The Dutch government also noted that if it would appear in practice that parties will try to avoid the effect of this Draft Proposal by structuring a share deal such that for RETT purposes there is not taxable acquisition of shares in a real estate company - e.g. by having four cooperating parties each acquire 25% (i.e. less than 33 1/3) of the shares in the real estate company - it may consider introducing a cooperating group (samenwerkende group) concept in the legislation.
It is envisaged that the Draft Proposal will come into force as of 1 January 2024. Interested parties may submit their input on the public consultation until 27 March 2023. After consultation, the Draft Proposal will be sent to the Council of State for advice before being submitted to Dutch Parliament for adoption.
Implications for the Dutch real estate market
If the Draft Proposal would be adopted in its current form, this would have an impact on all acquisitions of new real estate structured through a share deal as per 1 January 2024.

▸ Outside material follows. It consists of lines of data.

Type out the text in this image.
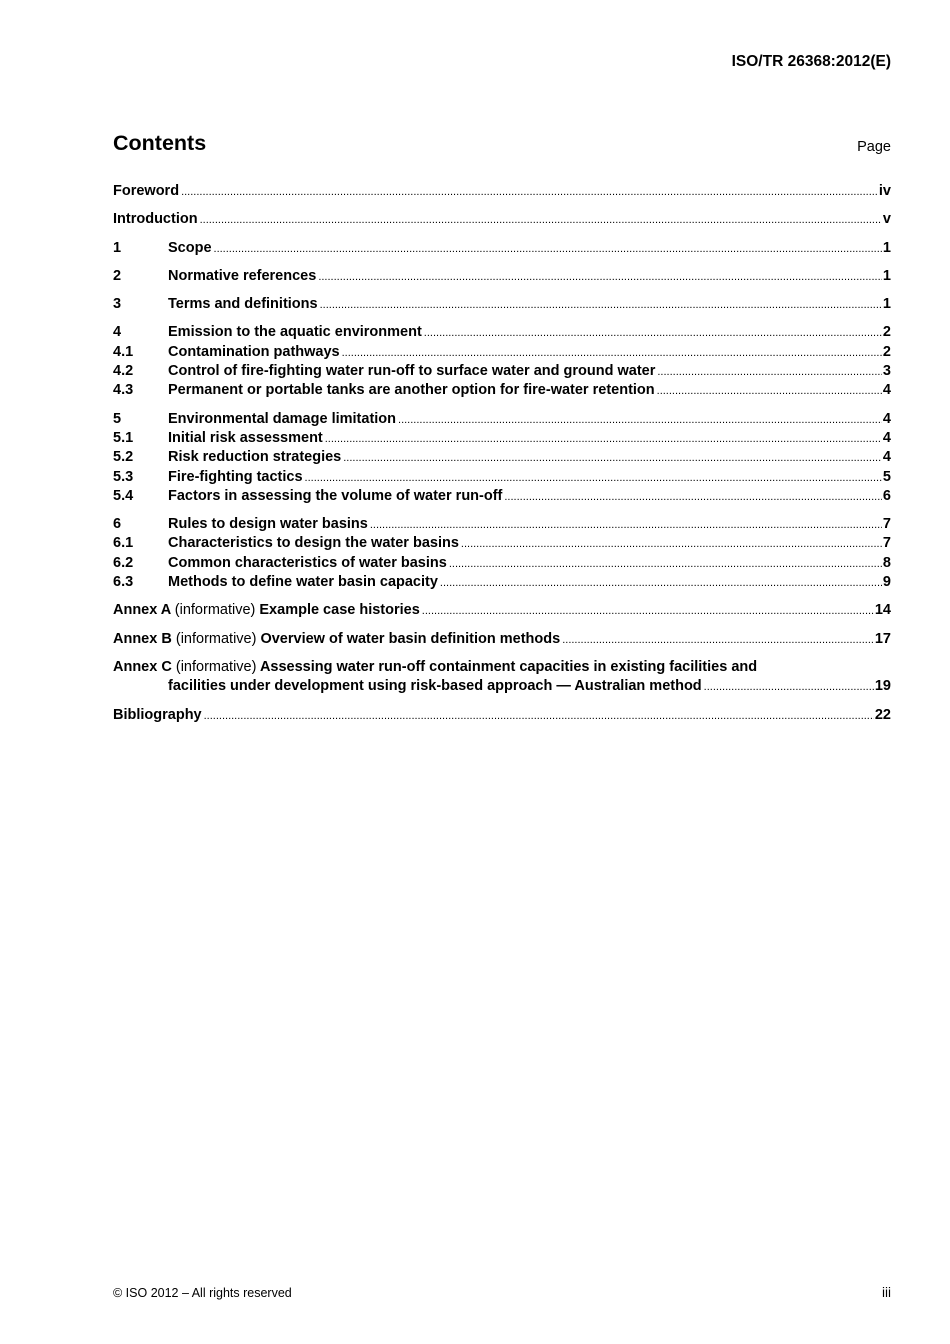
ISO/TR 26368:2012(E)
Contents	Page
Foreword .....	iv
Introduction .....	v
1	Scope .....	1
2	Normative references .....	1
3	Terms and definitions .....	1
4	Emission to the aquatic environment .....	2
4.1	Contamination pathways .....	2
4.2	Control of fire-fighting water run-off to surface water and ground water .....	3
4.3	Permanent or portable tanks are another option for fire-water retention .....	4
5	Environmental damage limitation .....	4
5.1	Initial risk assessment .....	4
5.2	Risk reduction strategies .....	4
5.3	Fire-fighting tactics .....	5
5.4	Factors in assessing the volume of water run-off .....	6
6	Rules to design water basins .....	7
6.1	Characteristics to design the water basins .....	7
6.2	Common characteristics of water basins .....	8
6.3	Methods to define water basin capacity .....	9
Annex A (informative) Example case histories .....	14
Annex B (informative) Overview of water basin definition methods .....	17
Annex C (informative) Assessing water run-off containment capacities in existing facilities and
facilities under development using risk-based approach — Australian method .....	19
Bibliography .....	22
© ISO 2012 – All rights reserved	iii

The Draft Proposal results in overkill because for certain purchasers (for example, purchasers that can fully recover their input VAT) structuring the acquisition through a share deal will result in a higher effective tax burden (no VAT and 10.4% RETT) than if they purchased the new real estate through an asset deal (recoverable VAT and no RETT). This may force these purchasers into an asset deal, whereas there may also be sound business motives to structure the acquisition as a share deal (e.g. mitigation of liability). This overkill is also acknowledged by the Dutch government, but is considered difficult to avoid, since according to the Dutch government this results from specific business circumstances of the seller and the purchaser. This explanation is by no means convincing, especially since the rationale for introducing the real estate company concept in the past was precisely to ensure that the acquisition of real estate through an asset deal and share deal is treated equally from a RETT perspective. For this group of purchasers the Draft Proposal would therefore create an unequal treatment between acquisitions of new real estate structured through an asset or share deal.
In addition, the Draft Proposal does not contain a transitional rule for pending transactions, such as forward purchase transactions whereby the sale and purchase agreement has already been concluded, but completion of the transaction is envisaged in 2024 (or later).
In case of share deals involving a real estate company with an envisaged completion date in 2024 (or later), we recommend already considering at this time whether a share deal is still more beneficial than an asset deal and, if not, looking at restructuring options.
Should you have any questions, or would like to discuss the VAT and RETT implications of the Draft Proposal for an envisaged transaction, please feel free to contact us.
 In short, a company qualifies as an real estate company if (i) it concerns a legal entity with a capital divided into shares, (ii) the assets of that entity at the moment of acquisition or at any moment in the 12 months preceding the acquisition - on a consolidated basis - consist for more than 50% of real estate and at the same for at least 30% of real estate situated in the Netherlands and (iii) the real estate, taken as a whole, at the moment of acquisition or at any moment in the 12 months preceding the acquisition - on a consolidated basis - are, or were, instrumental (dienstbaar aan) for at least 70% to the acquisition, disposal or exploitation (e.g. leasing) of such real estate.